The story begins: "Under a grassy swell, which a stranger may know by its being surrounded with a wooden railing, on the outside of Brinkburn Priory, tradition affirms there is a subterraneous passage, of which the entrance remains as yet a secret, leading to an apartment to which access is in like manner denied;[...] it is asserted that a hunter who had in some way offended one of the priors was along with his hounds, by the aid of enchantment, condemned to perpetual slumber in that mysterious abode."

To try and summarise the rest, it seems that only once has anyone seen this underground mysteriousness. It was a shepherd and his dog - he noticed a door in the ground and walked down a dark flight of steps. Pushing through a door at the bottom there was a brightly lit room, and inside a sleeping hunter and another man, and lots of snoozing hounds. On a table were a horn and a sword, but when the shepherd picked these up, everyone started waking up. He ran to the rapidly closing door (a bit like Indiana Jones) and just made it outside, with 'a terrible voice assailing his ears pouring maledictions on him for his temerity.' His dog wasn't quite so lucky and got nipped in half by the door slamming shut. Nasty.

The themes are a bit like the story connected with Sewingshield Crags - and various other places.

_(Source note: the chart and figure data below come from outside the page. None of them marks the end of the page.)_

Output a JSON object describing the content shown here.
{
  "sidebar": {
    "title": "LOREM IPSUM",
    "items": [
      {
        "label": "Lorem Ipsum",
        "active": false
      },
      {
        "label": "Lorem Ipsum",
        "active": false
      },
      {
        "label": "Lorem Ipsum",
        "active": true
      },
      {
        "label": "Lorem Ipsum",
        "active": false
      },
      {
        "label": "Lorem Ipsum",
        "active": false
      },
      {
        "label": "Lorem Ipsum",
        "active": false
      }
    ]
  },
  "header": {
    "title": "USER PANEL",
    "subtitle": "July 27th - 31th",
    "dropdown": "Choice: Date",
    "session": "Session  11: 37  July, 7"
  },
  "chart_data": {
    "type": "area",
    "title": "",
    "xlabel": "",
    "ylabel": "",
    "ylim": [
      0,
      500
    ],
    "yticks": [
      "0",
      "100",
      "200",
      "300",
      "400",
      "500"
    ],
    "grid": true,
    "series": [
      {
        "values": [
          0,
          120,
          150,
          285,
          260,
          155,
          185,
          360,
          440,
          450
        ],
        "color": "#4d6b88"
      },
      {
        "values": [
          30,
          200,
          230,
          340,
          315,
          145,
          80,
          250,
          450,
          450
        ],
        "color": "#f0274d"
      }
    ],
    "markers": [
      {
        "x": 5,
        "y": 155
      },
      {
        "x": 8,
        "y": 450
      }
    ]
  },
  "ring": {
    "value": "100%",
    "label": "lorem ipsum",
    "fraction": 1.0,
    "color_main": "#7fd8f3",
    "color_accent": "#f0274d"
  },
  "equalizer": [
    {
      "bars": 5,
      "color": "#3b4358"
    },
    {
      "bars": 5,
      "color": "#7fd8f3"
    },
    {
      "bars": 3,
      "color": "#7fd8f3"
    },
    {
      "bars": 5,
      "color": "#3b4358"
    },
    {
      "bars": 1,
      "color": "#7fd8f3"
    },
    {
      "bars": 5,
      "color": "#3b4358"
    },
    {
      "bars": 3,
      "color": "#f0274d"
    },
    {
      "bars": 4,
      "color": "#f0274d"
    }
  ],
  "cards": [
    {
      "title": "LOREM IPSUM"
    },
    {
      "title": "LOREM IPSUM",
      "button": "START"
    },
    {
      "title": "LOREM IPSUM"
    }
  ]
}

Further on in the Tracts Denham mentions that "Mr. Wilson says the fairies lie buried at Brinkburn. This mortality, unheard of elsewhere, must have been attributable to the potency of the bells." The Bell Pool is a deep part of the river below, and you can read how the bells from the priory were variously accidentally lost or deliberately placed in that pool, and how 'young swimmers of the neighbourhood' still dive for them.